“Dawn itself is the most neglected masterpiece of the modern world.” – R Murray Shafer
For those who don’t already know him, R Murray Shafer is the legendary superstar of the Canadian Musical avant garde – a great thinker, teacher, composer and all round renaissance man.
Having been a fan for over 30 years but with little local exposure, it was great to see his Harbingers of Spring: a rare soundwalk presented last week in Waterloo Region. I’ve had the great fortune to have experienced many of his masterworks, especially those from his ambitious, 12 part Patria series, including The Princess of the Stars, Ra and The Enchanted Forest. Each concert is a one of a kind, tour de force combining music, theatre, philosophy many times based on classic mythologies and almost always set in the natural environment.
The soundwalk event was really a set of mini-concerts stitched together during a 3 hour walk through the breathtaking, almost 1000 acre rare property at the confluence of the Speed and the Grand Rivers in Cambridge. First and foremost, a brilliant thought leader and writer, Shafer opened with some great concepts:
- Sounds and music, never originated in the sterile, acoustically engineered, concert hall. Their natural habitat is outdoors.
- Most early cultures could hear both nearby sounds, such as birds or the trees, but also far off sounds, (maybe even 20-30 km) by “putting their ear to the ground”.
- Being acutely atuned to ambient sounds wasn’t just an aesthetic sense, it was also essential to survival.
- It is possible to hear even the sound of “trees growing in the woods”. This isn’t just the lovely sound of wind in leaves, but also the sound of sap rushing through the trees. Each species of tree has its own distinctive sound (music?) both in growing and in the way it interacts with the wind.
- Sadly, our modern, urban population has lost its ability to hear more than the most immediate sounds – the white noise of traffic, car horns and the ubiquitous music such as in Starbucks drown out any ability to hear anything further afield. Along with this, perhaps we have lost our ability to “hear” the very ecosystem we inhabit.

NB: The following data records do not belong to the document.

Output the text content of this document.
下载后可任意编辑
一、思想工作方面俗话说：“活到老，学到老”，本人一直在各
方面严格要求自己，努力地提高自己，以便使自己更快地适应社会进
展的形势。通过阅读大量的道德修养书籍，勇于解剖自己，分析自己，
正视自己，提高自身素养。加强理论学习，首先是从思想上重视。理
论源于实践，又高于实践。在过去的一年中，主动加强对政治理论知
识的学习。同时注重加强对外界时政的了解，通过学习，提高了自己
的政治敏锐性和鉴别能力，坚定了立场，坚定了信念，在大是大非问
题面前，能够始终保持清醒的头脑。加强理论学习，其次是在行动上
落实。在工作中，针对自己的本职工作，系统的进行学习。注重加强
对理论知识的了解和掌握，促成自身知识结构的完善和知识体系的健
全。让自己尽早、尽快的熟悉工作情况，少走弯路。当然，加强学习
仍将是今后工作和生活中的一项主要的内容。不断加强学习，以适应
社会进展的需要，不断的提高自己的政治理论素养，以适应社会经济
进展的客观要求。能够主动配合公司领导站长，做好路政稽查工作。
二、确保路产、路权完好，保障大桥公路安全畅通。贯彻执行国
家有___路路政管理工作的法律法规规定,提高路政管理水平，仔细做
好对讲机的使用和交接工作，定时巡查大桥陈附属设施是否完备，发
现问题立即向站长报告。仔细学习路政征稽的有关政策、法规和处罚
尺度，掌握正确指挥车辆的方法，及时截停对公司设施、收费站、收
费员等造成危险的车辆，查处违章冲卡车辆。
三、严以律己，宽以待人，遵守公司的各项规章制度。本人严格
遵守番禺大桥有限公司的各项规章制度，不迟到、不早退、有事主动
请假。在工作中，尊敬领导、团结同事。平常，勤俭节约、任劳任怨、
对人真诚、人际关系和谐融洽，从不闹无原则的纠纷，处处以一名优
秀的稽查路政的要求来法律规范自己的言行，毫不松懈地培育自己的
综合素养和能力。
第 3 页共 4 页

Finally, Shafer concludes with his vision that re-connecting people with their audible environment might well be essential to the very survival of our environmentally challenged planet.
Including premieres and works inspired by Shafer’s engaging, nay idiosyncratic, style, some of the pieces included:
- Radio Rare Woods (world premier) by Ellen and Michael Waterman, including first a live performance of the Nocturne for Solo Flute from Shafer’s Wolf Music, composed in 1996, followed by echoes played over several dozen radio receivers strategically arrayed thoughout the wood walk. Certainly, a juxtaposition of the urban and natural environments.
- From the Bow a poem by Rae Crossman, set to clarinet music written by Murray Shafer.
- Excerpts from The Enchanted Forest and Aubade for Solo Voice by Murray Shafer is a wonderful example of the music coming to life in the setting of a forest. The music elicits a live response from birds and other wildlife in a way that is more alive than anything seen in any concert hall. It was truly awe inspiring.
- Transportation Transoformation in Shades of Rust (world premier) by Annette Urbschat and Todd Harrop presented an improvisation using a quintessential 20th century intruder, in the shape of a wrecked car, which acts both as set and source of musical instruments.
- The Acoustic Locator (world premier) by Nina Leo was a large ear horn that could swivel through an entire 360 degree rotation enabling each audience member to connect with the audible landscape in a very intimate way indeed.
In closing, kudos to the organizers for their sense of promoting the power of partnership in the arts. Just like in for profit businesses, this kind of pairing can build a powerful gestalt where the sum is greater thant the parts.
The Soundwalk was presented as part of the Open Ears Festival of Music and Sound, which is an electic mix spanning avant garde to classical and electroacoustics to sound installations. The festival is a “spin-out” of the KW Symphony Orchestra under Artistic Director Peter Hatch and produced jointly with NUMUS. What was exciting was that this event was produced with a charitable natural reserve decicated to research. Like R Murray Shafer, the event was a fusion of togetherness of the arts and environment in Waterloo Region. This is exactly the kind of “big tent” strength through partnership envisaged by the September 2008 Prosperity Council of Waterloo Region: Task Force on Creative Enterprise.